Limitations exposed by the Indoor Scene Perception Bench include:

  • Data diversity: Despite 523 video samples, coverage of extreme clutter, rare object categories, or complex 3D navigation scenarios is limited relative to the full real-world distribution.
  • Label granularity: Current annotations rely primarily on MCQ and high-level reasoning; pixelwise masks and object tracks are not always explicitly required or evaluated.
  • Semantic/instance ambiguity: Models struggle with overlapping and similar-sized objects, and with transferring reasoning from world to camera-centric frames.
  • Static vs. embodied: Offline video analysis does not exercise memory, goal-directed actions, or agent-specific navigation in the way online embodied benchmarks (e.g., OST-Bench (Lin et al., 10 Jul 2025)) do.

Ongoing and future research directions include:

  • Model architecture improvements: Developing spatial modules with explicit 3D representations, robust viewpoint transformation, and camera/agent-centric grounding.
  • Enhanced annotation protocols: Combining MCQs with dense, high-quality instance masks and multi-layer rationales to enable finer error diagnosis.
  • Benchmark extensibility: Incorporating interactive, goal-directed scenarios; dynamic object manipulation; and integration with SLAM or 3D mapping tasks.

7. Impact and Implications for Spatial AI

The Indoor Scene Perception Bench provides a gold-standard for evaluating the spatial and temporal reasoning capabilities of perceptual and LLMs in the challenging context of indoor environments.
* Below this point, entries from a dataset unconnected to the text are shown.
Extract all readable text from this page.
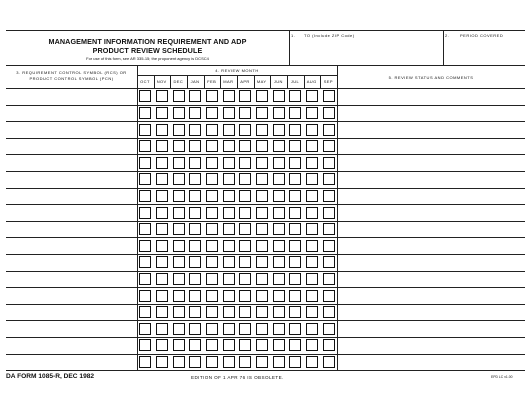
MANAGEMENT INFORMATION REQUIREMENT AND ADP
PRODUCT REVIEW SCHEDULE
For use of this form, see AR 335-15; the proponent agency is DCSC4
1. TO (Include ZIP Code)	2.	PERIOD COVERED
3. REQUIREMENT CONTROL SYMBOL (RCS) OR
PRODUCT CONTROL SYMBOL (PCN)
4. REVIEW MONTH
5. REVIEW STATUS AND COMMENTS
OCT	NOV	DEC	JAN	FEB	MAR	APR	MAY	JUN	JUL	AUG	SEP
DA FORM 1085-R, DEC 1982	EDITION OF 1 APR 76 IS OBSOLETE.	EPD LC v1.00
By formalizing the gap between human and artificial spatial understanding in both static and dynamic settings, the benchmark motivates explicit work on geometric reasoning, data curation, annotation quality, and error interpretability in MLLMs and other spatial AI systems (Lin et al., 11 Dec 2025). A plausible implication is that solving the hardest subtypes of the benchmark will require explicit grounding, 3D scene representation, and attention to instance-level dynamics beyond what current models achieve, setting a trajectory for the next generation of embodied spatial understanding research.